Lo ha dichiarato l’alto rappresentante dell’UE Josep Borrell. Lo riporta la Tass. Secondo Borrell, i paesi candidati Macedonia del Nord, Montenegro, Albania, Ucraina, Bosnia ed Erzegovina hanno aderito alla decisione 2024/14701 del Consiglio europeo sull’immobilizzazione degli interessi delle risorse russe per il sostegno all’Ucraina. A questa decisione hanno aderito anche Islanda, Norvegia e Lichtenstein.

Borrell ha “consigliato” a questi paesi di assicurarsi che le loro politiche nazionali siano conformi alla decisione del Consiglio europeo, aggiungendo che il Consiglio la accoglie con favore. Un consiglio che appare come una velata minaccia.
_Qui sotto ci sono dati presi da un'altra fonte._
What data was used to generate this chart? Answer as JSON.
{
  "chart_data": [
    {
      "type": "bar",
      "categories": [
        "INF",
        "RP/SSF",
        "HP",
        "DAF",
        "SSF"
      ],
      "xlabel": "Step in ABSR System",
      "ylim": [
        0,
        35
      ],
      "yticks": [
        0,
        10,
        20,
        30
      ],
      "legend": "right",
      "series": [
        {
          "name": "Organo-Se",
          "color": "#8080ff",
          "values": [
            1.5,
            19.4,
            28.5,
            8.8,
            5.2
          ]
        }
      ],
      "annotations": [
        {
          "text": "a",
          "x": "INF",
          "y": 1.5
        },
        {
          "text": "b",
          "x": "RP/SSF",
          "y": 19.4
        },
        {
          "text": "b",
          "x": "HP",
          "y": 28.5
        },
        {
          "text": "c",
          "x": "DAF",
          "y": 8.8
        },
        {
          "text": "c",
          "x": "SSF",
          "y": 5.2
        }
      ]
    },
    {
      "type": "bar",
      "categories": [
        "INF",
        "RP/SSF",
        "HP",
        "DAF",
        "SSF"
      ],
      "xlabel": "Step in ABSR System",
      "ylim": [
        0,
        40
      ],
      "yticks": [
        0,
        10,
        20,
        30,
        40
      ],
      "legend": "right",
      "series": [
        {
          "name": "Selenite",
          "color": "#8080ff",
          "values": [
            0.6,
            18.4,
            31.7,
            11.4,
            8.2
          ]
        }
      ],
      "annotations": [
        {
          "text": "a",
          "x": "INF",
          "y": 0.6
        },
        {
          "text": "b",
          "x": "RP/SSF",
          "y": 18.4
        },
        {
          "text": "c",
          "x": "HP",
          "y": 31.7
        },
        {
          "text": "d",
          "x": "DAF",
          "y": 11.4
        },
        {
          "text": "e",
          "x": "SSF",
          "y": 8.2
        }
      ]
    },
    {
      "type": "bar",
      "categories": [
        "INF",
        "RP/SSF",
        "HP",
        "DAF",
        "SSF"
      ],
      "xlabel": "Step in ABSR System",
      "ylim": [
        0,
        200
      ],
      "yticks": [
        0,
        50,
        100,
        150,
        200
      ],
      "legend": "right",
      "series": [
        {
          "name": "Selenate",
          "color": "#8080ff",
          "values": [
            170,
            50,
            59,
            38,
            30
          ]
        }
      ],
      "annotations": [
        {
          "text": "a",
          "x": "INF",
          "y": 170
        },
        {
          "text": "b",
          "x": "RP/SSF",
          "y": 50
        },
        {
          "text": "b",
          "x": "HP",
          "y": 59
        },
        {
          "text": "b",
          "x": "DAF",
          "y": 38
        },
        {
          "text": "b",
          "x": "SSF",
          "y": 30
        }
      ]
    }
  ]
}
L’Unione Europea esige che tutti i paesi candidati rispettino tutte le direttive sulle sanzioni e le altre decisioni di politica estera, sebbene non siano autorizzati a partecipare a tali decisioni. Al momento dell’adesione all’UE, uno stato candidato deve rispettare pienamente il corso di politica estera di Bruxelles. Questo è il motivo per cui le posizioni della Georgia e della Serbia causano una forte frustrazione nelle istituzioni europee, perché questi paesi rifiutano costantemente di imporre sanzioni contro la Russia. Questa volta ha stupito la decisione della Moldavia che di solito si unisce a tutte le sanzioni di Bruxelles.